Are happy husbands and unhappy wives really the norm?
The idea that marriages between men and women make the men happy and the women miserable is not true, despite being a well-known “fact.” At least that is the conclusion of a scholarly researcher specializing in happiness.
According to her understanding of the best available research, everyone is happier having long-lasting connections with other people and a community. If marriage helps reach that goal, men and women are usually happier. If marriage gets in the way, men and women may be better off finding another path.
Another book revives a familiar story
Last year, a popular book about marriage touched off another round of debate about whether marriage is bad for women.
The book cited a telephone survey of women that began by asking if their husband was in the room. Women with a husband in the room generally declared they were happier, but they confessed to being generally less happy if he was gone.
The book cited the study as proof that women claim to be happier in marriage than they really are. But Emiliana Simon-Thomas, Ph.D., points out that this survey could just as well mean than women really are happier when their husband is not absent.

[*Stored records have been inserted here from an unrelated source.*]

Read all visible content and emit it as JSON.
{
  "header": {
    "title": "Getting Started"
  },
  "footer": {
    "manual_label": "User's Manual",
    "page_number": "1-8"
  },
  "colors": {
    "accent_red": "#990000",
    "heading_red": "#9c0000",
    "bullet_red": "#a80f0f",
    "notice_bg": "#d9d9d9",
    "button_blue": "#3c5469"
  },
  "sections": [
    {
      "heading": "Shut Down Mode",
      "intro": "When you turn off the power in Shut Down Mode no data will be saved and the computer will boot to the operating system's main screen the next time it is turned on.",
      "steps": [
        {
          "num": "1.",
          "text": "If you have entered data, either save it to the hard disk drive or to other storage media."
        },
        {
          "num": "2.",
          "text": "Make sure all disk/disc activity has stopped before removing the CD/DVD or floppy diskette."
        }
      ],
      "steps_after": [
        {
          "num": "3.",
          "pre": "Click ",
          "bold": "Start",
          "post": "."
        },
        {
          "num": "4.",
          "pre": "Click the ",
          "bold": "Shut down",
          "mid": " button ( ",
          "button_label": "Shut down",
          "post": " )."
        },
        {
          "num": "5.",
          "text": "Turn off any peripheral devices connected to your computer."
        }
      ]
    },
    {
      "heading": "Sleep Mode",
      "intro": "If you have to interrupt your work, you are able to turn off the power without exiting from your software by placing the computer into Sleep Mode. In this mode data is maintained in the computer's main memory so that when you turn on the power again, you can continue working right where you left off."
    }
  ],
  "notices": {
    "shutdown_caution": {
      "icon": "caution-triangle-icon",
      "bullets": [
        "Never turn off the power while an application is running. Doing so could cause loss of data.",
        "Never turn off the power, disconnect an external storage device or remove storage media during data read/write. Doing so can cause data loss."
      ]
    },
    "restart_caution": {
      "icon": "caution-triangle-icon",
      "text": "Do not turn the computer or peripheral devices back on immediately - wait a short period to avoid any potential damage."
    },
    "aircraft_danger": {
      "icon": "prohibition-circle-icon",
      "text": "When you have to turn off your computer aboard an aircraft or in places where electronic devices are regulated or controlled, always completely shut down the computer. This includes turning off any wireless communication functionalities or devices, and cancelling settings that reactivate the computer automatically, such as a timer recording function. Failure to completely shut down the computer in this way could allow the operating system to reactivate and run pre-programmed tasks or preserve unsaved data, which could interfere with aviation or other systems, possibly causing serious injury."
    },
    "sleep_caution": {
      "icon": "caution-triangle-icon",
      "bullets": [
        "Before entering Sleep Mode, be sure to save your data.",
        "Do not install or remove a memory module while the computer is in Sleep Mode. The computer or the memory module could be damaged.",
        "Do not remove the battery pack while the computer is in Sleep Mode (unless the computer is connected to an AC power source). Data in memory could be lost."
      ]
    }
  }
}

Happiness experts see a more complex picture
Dr. Simon-Thomas is the director of science at The Greater Good Science Center at the University of California, Berkeley. The center sponsors scientific research into social and emotional well-being and finds ways to apply the science in the lives of real people.

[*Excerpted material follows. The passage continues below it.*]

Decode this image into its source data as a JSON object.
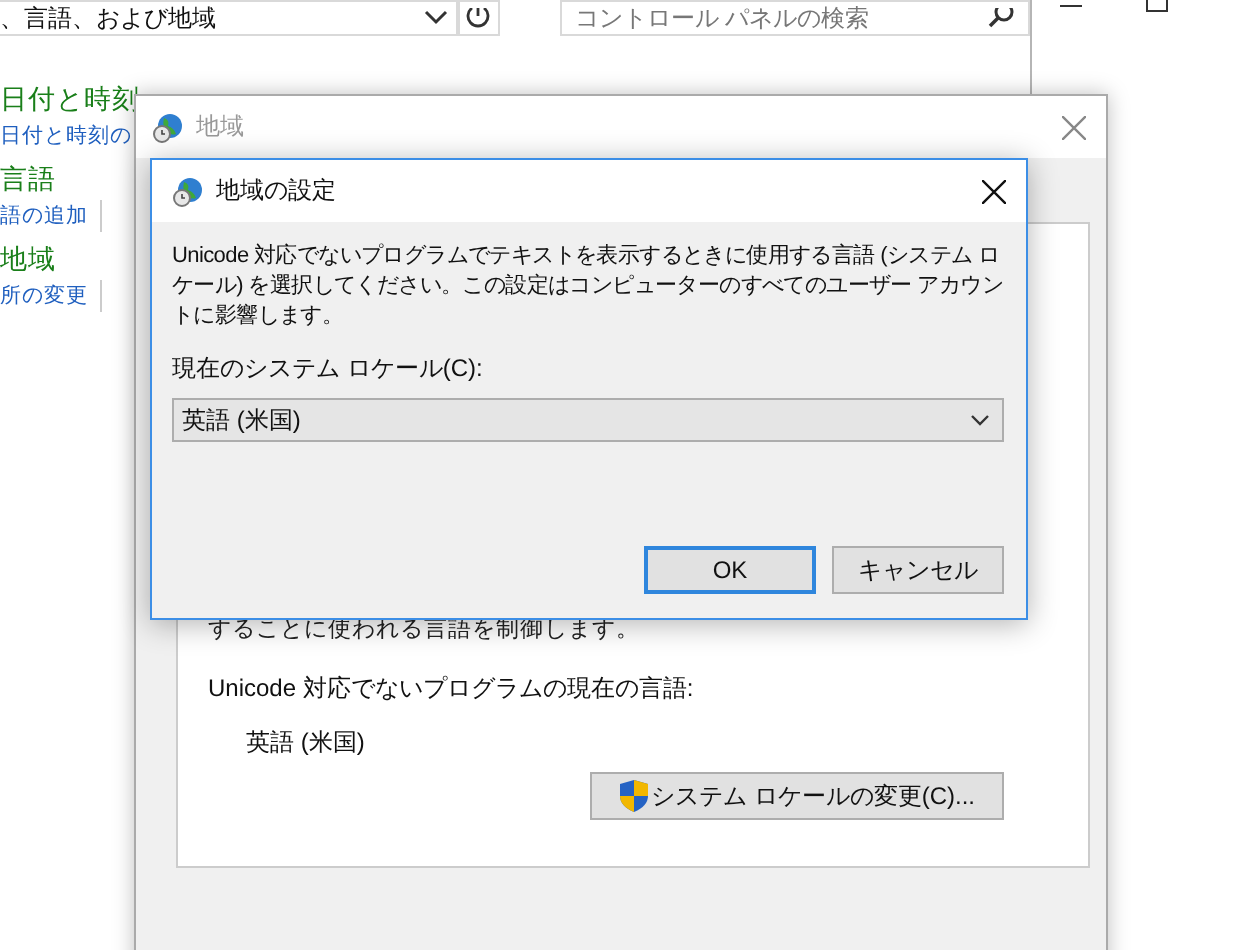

Her article includes about a dozen links to peer-reviewed research articles that paint a much more complicated picture than the conventional wisdom.
Married people tend to be happier, but close examination of the reasons yields surprising results. The research also shows that staying married just to be married only increases misery.
The take-away message of the results, as Dr. Simon-Thomas sees it, is that married couples often actively try to cultivate happiness in the marriage. That focus is what matters, not just the fact of being married.
She quotes a Harvard happiness researcher as saying, “Marriage doesn’t make you happy. Happy marriages make you happy.”